//Steve Diller
In an April 6, 2020 article in Barron's, a number of leading figures in the business world discussed the relationship, if any, between parties considered “stakeholders” in their businesses and the idea of resilience in this period of pandemic. Not surprisingly, Bank of America CEO Brian Moynihan, along with numerous World Economic Forum officials and others, focused on shareholders first, considered the primary “stakeholder” group since the 80s, but also on employees and customers.
Moynihan said that shareholders “want us to do what’s in the best interests of the long-term health of this company. Our teammates are essential to that.” And focusing on “teammates” (employees, in other words), has led management to reject layoffs during the pandemic, and, while he didn’t say this was directly related, the company won’t be engaging in share buy-backs for… awhile. Apparently considering the needs of employees during a systemic crisis was considered a significant advance in corporate managerial strategy by the shareholders advocating such an approach.

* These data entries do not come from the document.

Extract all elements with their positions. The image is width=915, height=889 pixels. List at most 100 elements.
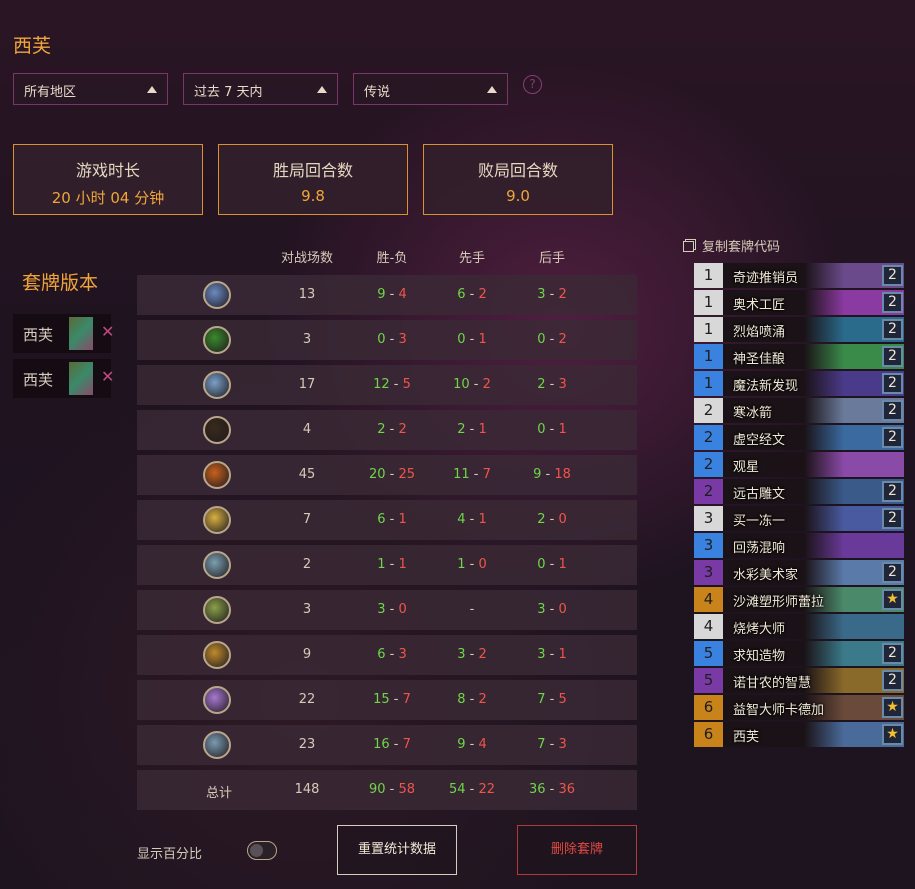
period-select[interactable]: 过去 7 天内 [183,73,338,105]
deck-version-item[interactable]: 西芙 ✕ [13,314,114,353]
separator: - [545,422,559,437]
deck-card[interactable]: 6 益智大师卡德加 ★ [694,695,904,720]
win-value: 0 [377,332,386,347]
deck-card[interactable]: 2 远古雕文 2 [694,479,904,504]
card-body: 西芙 ★ [723,722,904,747]
card-name: 烧烤大师 [733,622,786,637]
second-cell: 3 - 0 [512,602,592,617]
win-value: 2 [537,377,546,392]
mana-cost: 2 [694,452,723,477]
deck-card[interactable]: 1 奥术工匠 2 [694,290,904,315]
deck-card[interactable]: 2 观星 [694,452,904,477]
deck-card[interactable]: 5 诺甘农的智慧 2 [694,668,904,693]
separator: - [545,602,559,617]
deck-card[interactable]: 6 西芙 ★ [694,722,904,747]
win-value: 2 [537,512,546,527]
loss-value: 4 [478,737,487,752]
deck-card[interactable]: 4 烧烤大师 [694,614,904,639]
separator: - [545,692,559,707]
table-row: 96 - 33 - 23 - 1 [137,635,637,675]
win-loss-cell: 16 - 7 [352,737,432,752]
deck-card[interactable]: 3 买一冻一 2 [694,506,904,531]
games-cell: 2 [302,557,312,572]
win-value: 8 [457,692,466,707]
deck-card[interactable]: 1 魔法新发现 2 [694,371,904,396]
deck-card[interactable]: 3 水彩美术家 2 [694,560,904,585]
games-cell: 17 [298,377,316,392]
region-select[interactable]: 所有地区 [13,73,168,105]
table-row: 23 16 - 79 - 47 - 3 [137,725,637,765]
separator: - [385,782,399,797]
mana-cost: 6 [694,722,723,747]
deck-card[interactable]: 2 寒冰箭 2 [694,398,904,423]
card-name: 买一冻一 [733,514,786,529]
win-value: 3 [377,602,386,617]
separator: - [385,647,399,662]
reset-stats-button[interactable]: 重置统计数据 [337,825,457,875]
deck-card[interactable]: 1 神圣佳酿 2 [694,344,904,369]
loss-value: 5 [558,692,567,707]
win-value: 6 [457,287,466,302]
second-cell: 2 - 0 [512,512,592,527]
table-row: 22 15 - 78 - 27 - 5 [137,680,637,720]
separator: - [545,512,559,527]
copy-deck-code-button[interactable]: 复制套牌代码 [683,236,780,255]
card-body: 烈焰喷涌 2 [723,317,904,342]
deck-card[interactable]: 4 沙滩塑形师蕾拉 ★ [694,587,904,612]
separator: - [545,647,559,662]
copy-icon [683,241,694,252]
win-value: 4 [457,512,466,527]
card-count: 2 [882,265,903,286]
win-value: 9 [377,287,386,302]
win-value: 9 [457,737,466,752]
deck-card[interactable]: 2 虚空经文 2 [694,425,904,450]
priest-icon [203,551,231,579]
delete-deck-button[interactable]: 删除套牌 [517,825,637,875]
rank-select[interactable]: 传说 [353,73,508,105]
remove-version-icon[interactable]: ✕ [101,367,114,386]
separator: - [389,692,403,707]
remove-version-icon[interactable]: ✕ [101,322,114,341]
games-cell: 148 [294,782,320,797]
caret-up-icon [487,86,497,93]
separator: - [465,422,479,437]
loss-value: 2 [482,377,491,392]
win-value: 6 [377,512,386,527]
deck-version-item[interactable]: 西芙 ✕ [13,359,114,398]
loss-value: 0 [478,557,487,572]
mana-cost: 2 [694,479,723,504]
loss-value: 1 [398,557,407,572]
card-count: 2 [882,427,903,448]
playtime-stat: 游戏时长 20 小时 04 分钟 [13,144,203,215]
deck-card[interactable]: 5 求知造物 2 [694,641,904,666]
card-body: 回荡混响 [723,533,904,558]
table-row: 21 - 11 - 00 - 1 [137,545,637,585]
card-count: ★ [882,724,903,745]
card-name: 虚空经文 [733,433,786,448]
card-count: 2 [882,670,903,691]
card-body: 奇迹推销员 2 [723,263,904,288]
deck-card[interactable]: 1 烈焰喷涌 2 [694,317,904,342]
win-loss-cell: 9 - 4 [352,287,432,302]
separator: - [465,737,479,752]
mana-cost: 3 [694,560,723,585]
loss-value: 1 [478,332,487,347]
help-icon[interactable]: ? [523,75,542,94]
win-loss-cell: 0 - 3 [352,332,432,347]
deck-card[interactable]: 3 回荡混响 [694,533,904,558]
deck-versions-title: 套牌版本 [22,272,99,294]
second-cell: 0 - 1 [512,557,592,572]
loss-value: 1 [558,557,567,572]
show-percent-toggle[interactable] [247,841,277,860]
deck-card[interactable]: 1 奇迹推销员 2 [694,263,904,288]
separator: - [465,287,479,302]
card-count: 2 [882,292,903,313]
first-cell: 6 - 2 [432,287,512,302]
mana-cost: 1 [694,290,723,315]
win-value: 7 [537,737,546,752]
card-body: 诺甘农的智慧 2 [723,668,904,693]
second-cell: 7 - 3 [512,737,592,752]
mana-cost: 2 [694,398,723,423]
win-value: 6 [377,647,386,662]
deck-title: 西芙 [13,35,52,57]
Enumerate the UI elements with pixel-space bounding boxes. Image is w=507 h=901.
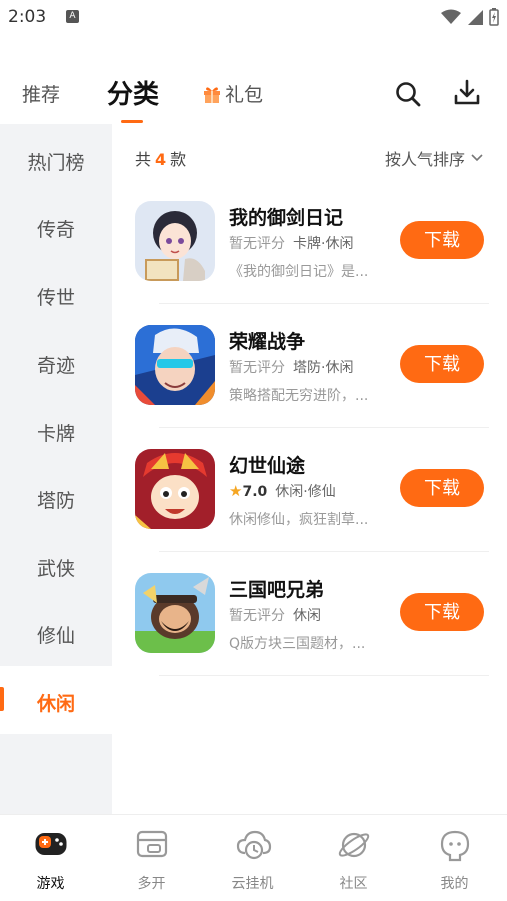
active-tab-indicator (121, 120, 143, 123)
game-meta: 暂无评分 塔防·休闲 (229, 357, 353, 377)
nav-item-community[interactable]: 社区 (303, 815, 404, 901)
game-icon (135, 449, 215, 529)
profile-icon (440, 830, 470, 862)
game-tags: 休闲 (293, 608, 321, 624)
status-icons (441, 8, 499, 26)
game-rating: 7.0 (242, 484, 268, 500)
game-icon (135, 573, 215, 653)
game-rating: 暂无评分 (229, 360, 285, 376)
game-description: Q版方块三国题材，... (229, 636, 366, 652)
game-item[interactable]: 我的御剑日记 暂无评分 卡牌·休闲 《我的御剑日记》是... 下载 (112, 201, 507, 325)
signal-icon (468, 10, 483, 25)
game-meta: ★7.0 休闲·修仙 (229, 481, 336, 501)
gift-icon (204, 86, 220, 103)
game-count-suffix: 款 (170, 150, 187, 169)
divider (159, 303, 489, 304)
tab-gift-label: 礼包 (225, 84, 264, 106)
tab-recommend[interactable]: 推荐 (22, 80, 60, 107)
nav-label: 游戏 (36, 876, 65, 892)
game-name: 幻世仙途 (229, 455, 306, 477)
nav-label: 我的 (440, 876, 469, 892)
planet-icon (338, 832, 370, 858)
game-icon (135, 325, 215, 405)
nav-label: 多开 (137, 876, 166, 892)
game-item[interactable]: 幻世仙途 ★7.0 休闲·修仙 休闲修仙，疯狂割草... 下载 (112, 449, 507, 573)
game-description: 策略搭配无穷进阶，... (229, 388, 369, 404)
sidebar-item-legend[interactable]: 传奇 (0, 215, 112, 242)
chevron-down-icon (471, 154, 483, 162)
game-count-value: 4 (155, 150, 167, 169)
top-tab-bar: 推荐 分类 礼包 (0, 62, 507, 124)
sidebar-background-lower (0, 734, 112, 814)
battery-icon (489, 8, 499, 26)
game-name: 我的御剑日记 (229, 207, 344, 229)
download-button[interactable]: 下载 (400, 345, 484, 383)
multi-open-icon (136, 830, 168, 858)
divider (159, 427, 489, 428)
notification-icon: A (66, 10, 79, 23)
sidebar-item-xiuxian[interactable]: 修仙 (0, 621, 112, 648)
game-count-prefix: 共 (135, 150, 152, 169)
game-description: 《我的御剑日记》是... (229, 264, 369, 280)
sidebar-item-casual[interactable]: 休闲 (0, 689, 112, 716)
star-icon: ★ (229, 482, 243, 500)
search-icon[interactable] (394, 80, 422, 108)
bottom-navigation: 游戏 多开 云挂机 社区 我的 (0, 814, 507, 901)
download-button[interactable]: 下载 (400, 593, 484, 631)
sidebar-item-chuanshi[interactable]: 传世 (0, 283, 112, 310)
sidebar-item-card[interactable]: 卡牌 (0, 419, 112, 446)
game-item[interactable]: 荣耀战争 暂无评分 塔防·休闲 策略搭配无穷进阶，... 下载 (112, 325, 507, 449)
nav-label: 云挂机 (231, 876, 274, 892)
game-rating: 暂无评分 (229, 236, 285, 252)
game-meta: 暂无评分 休闲 (229, 605, 321, 625)
game-tags: 塔防·休闲 (293, 360, 354, 376)
game-icon (135, 201, 215, 281)
download-button[interactable]: 下载 (400, 221, 484, 259)
nav-label: 社区 (339, 876, 368, 892)
nav-item-multi-open[interactable]: 多开 (101, 815, 202, 901)
divider (159, 675, 489, 676)
divider (159, 551, 489, 552)
wifi-icon (441, 9, 461, 24)
tab-gift[interactable]: 礼包 (202, 80, 263, 107)
download-icon[interactable] (453, 78, 481, 106)
game-list-panel: 共4款 按人气排序 我的御剑日记 暂无评分 卡牌·休闲 《我的御剑日记》是...… (112, 124, 507, 814)
status-bar: 2:03 A (0, 0, 507, 36)
cloud-clock-icon (236, 830, 272, 860)
download-button[interactable]: 下载 (400, 469, 484, 507)
sort-dropdown[interactable]: 按人气排序 (385, 146, 483, 170)
game-meta: 暂无评分 卡牌·休闲 (229, 233, 353, 253)
sidebar-item-hot[interactable]: 热门榜 (0, 148, 112, 175)
game-item[interactable]: 三国吧兄弟 暂无评分 休闲 Q版方块三国题材，... 下载 (112, 573, 507, 697)
sidebar-item-miracle[interactable]: 奇迹 (0, 351, 112, 378)
sidebar-background-upper (0, 124, 112, 666)
gamepad-icon (35, 833, 67, 855)
game-tags: 休闲·修仙 (275, 484, 336, 500)
tab-category[interactable]: 分类 (107, 74, 159, 111)
game-rating: 暂无评分 (229, 608, 285, 624)
nav-item-profile[interactable]: 我的 (404, 815, 505, 901)
game-name: 荣耀战争 (229, 331, 306, 353)
game-name: 三国吧兄弟 (229, 579, 325, 601)
sidebar-item-wuxia[interactable]: 武侠 (0, 554, 112, 581)
nav-item-games[interactable]: 游戏 (0, 815, 101, 901)
game-count: 共4款 (135, 146, 186, 170)
nav-item-cloud-idle[interactable]: 云挂机 (202, 815, 303, 901)
rating-score: ★7.0 (229, 482, 267, 500)
category-sidebar: 热门榜 传奇 传世 奇迹 卡牌 塔防 武侠 修仙 休闲 (0, 124, 112, 814)
game-description: 休闲修仙，疯狂割草... (229, 512, 369, 528)
sort-label: 按人气排序 (384, 150, 465, 169)
status-time: 2:03 (8, 7, 47, 27)
sidebar-item-tower-defense[interactable]: 塔防 (0, 486, 112, 513)
game-tags: 卡牌·休闲 (293, 236, 354, 252)
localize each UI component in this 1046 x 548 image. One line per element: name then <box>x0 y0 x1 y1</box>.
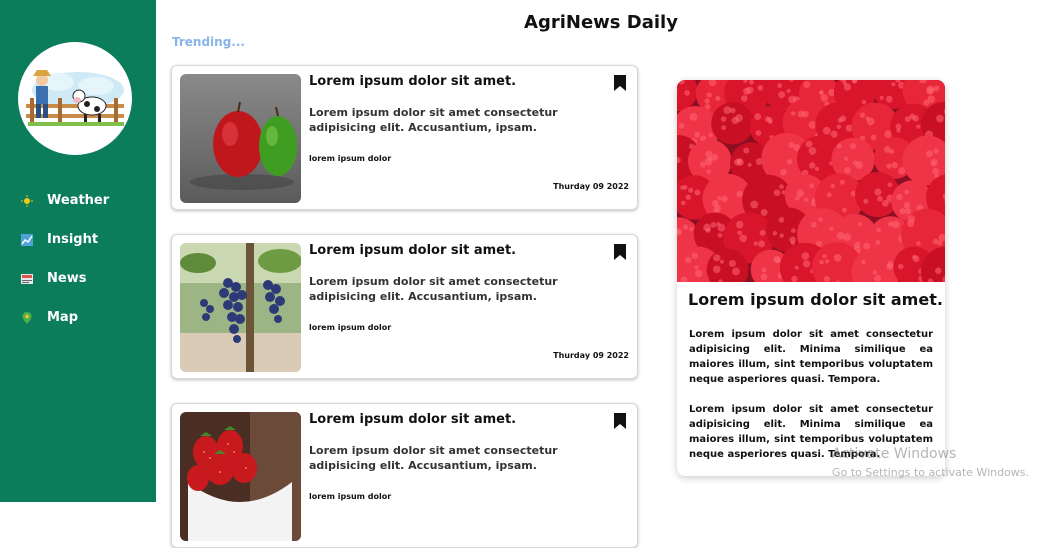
activation-watermark-title: Activate Windows <box>832 446 956 462</box>
grapes-image <box>180 243 301 372</box>
bookmark-icon[interactable] <box>614 244 626 260</box>
card-description: Lorem ipsum dolor sit amet consectetur a… <box>309 443 619 473</box>
sidebar-item-map[interactable]: Map <box>20 298 109 337</box>
bookmark-icon[interactable] <box>614 413 626 429</box>
sidebar-nav: Weather Insight News Map <box>20 181 109 337</box>
raspberries-image <box>677 80 945 282</box>
news-card[interactable]: Lorem ipsum dolor sit amet. Lorem ipsum … <box>171 234 638 379</box>
card-description: Lorem ipsum dolor sit amet consectetur a… <box>309 105 619 135</box>
card-title[interactable]: Lorem ipsum dolor sit amet. <box>309 243 516 258</box>
trending-label[interactable]: Trending... <box>172 35 245 49</box>
page-title: AgriNews Daily <box>156 12 1046 33</box>
sidebar-item-label: Weather <box>47 193 109 208</box>
farm-illustration <box>18 42 132 155</box>
card-tag: lorem ipsum dolor <box>309 492 391 501</box>
newspaper-icon <box>20 272 34 286</box>
news-card[interactable]: Lorem ipsum dolor sit amet. Lorem ipsum … <box>171 65 638 210</box>
sidebar-item-weather[interactable]: Weather <box>20 181 109 220</box>
card-description: Lorem ipsum dolor sit amet consectetur a… <box>309 274 619 304</box>
featured-title[interactable]: Lorem ipsum dolor sit amet. <box>688 290 943 309</box>
bookmark-icon[interactable] <box>614 75 626 91</box>
card-date: Thurday 09 2022 <box>553 351 629 360</box>
chart-icon <box>20 233 34 247</box>
sidebar: Weather Insight News Map <box>0 0 156 502</box>
sidebar-item-insight[interactable]: Insight <box>20 220 109 259</box>
map-pin-icon <box>20 311 34 325</box>
card-date: Thurday 09 2022 <box>553 182 629 191</box>
activation-watermark-subtitle: Go to Settings to activate Windows. <box>832 466 1029 479</box>
apples-image <box>180 74 301 203</box>
featured-article[interactable]: Lorem ipsum dolor sit amet. Lorem ipsum … <box>677 80 945 476</box>
card-tag: lorem ipsum dolor <box>309 323 391 332</box>
news-card[interactable]: Lorem ipsum dolor sit amet. Lorem ipsum … <box>171 403 638 548</box>
sidebar-item-label: Insight <box>47 232 98 247</box>
card-title[interactable]: Lorem ipsum dolor sit amet. <box>309 74 516 89</box>
strawberries-image <box>180 412 301 541</box>
featured-paragraph: Lorem ipsum dolor sit amet consectetur a… <box>689 327 933 387</box>
sidebar-item-label: Map <box>47 310 78 325</box>
sidebar-item-label: News <box>47 271 86 286</box>
farm-logo[interactable] <box>18 42 132 155</box>
sun-icon <box>20 194 34 208</box>
sidebar-item-news[interactable]: News <box>20 259 109 298</box>
card-title[interactable]: Lorem ipsum dolor sit amet. <box>309 412 516 427</box>
card-tag: lorem ipsum dolor <box>309 154 391 163</box>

Still. The only “stakeholders” discussed in an article purportedly about the topic were employees and customers. The broader community– individuals and groups in companies' supply chains, and the ecosystems we all rely on– weren’t mentioned at all. What does this tell us about how some very important firms are thinking about “stakeholders” and resilience? Quite a bit, really. Keeping employees on during a significant economic downturn, and perhaps suspending buy-backs, has an impact on those employees, of course, but it may have a more significant effect, over time, on the broad public. In the midst of a shock to the system, it apparently looks like a good idea to do more than maximize return to shareholders, since Institutional resiliency can be enhanced by keeping revenue in the organization, and/or sharing more of it with employees. If shareholders are telling management that they want to see more balance between quarterly returns and longer-term institutional viability, then we may find ourselves in an at least somewhat different environment for a while. Of course, nothing in this approach prevents corporate raiders from objecting to this approach and taking steps to gain influence or even control of companies focused on building that viability to withstand the next downturn. But the instincts of shareholders may be changing. A good friend of Scansion’s, businessman and experience designer Nathan Shedroff, remarked recently that companies who see themselves as “utilities” will put resilience before shareholder return, and do better over the longer-term. If shareholders of companies like Bank of America want them to operate as if they’re utilities, in order to assure their customers (and shareholders) of continuity and stable earnings in the midst of instability, then we may find ourselves, post-pandemic, in a new or rather, restored corporate environment reminiscent of mid-century American business. Which would undoubtedly produce incremental improvements for those companies. However, ignoring the broader ecosystems, both business and natural, in which such companies operate, is unlikely to provide the “depth” of resilience such firms will need to withstand the shocks rapid social and climate change will likely deliver. The concept of “stakeholders” needs to be broadened or in the next downturn, these same companies will still be playing catch-up.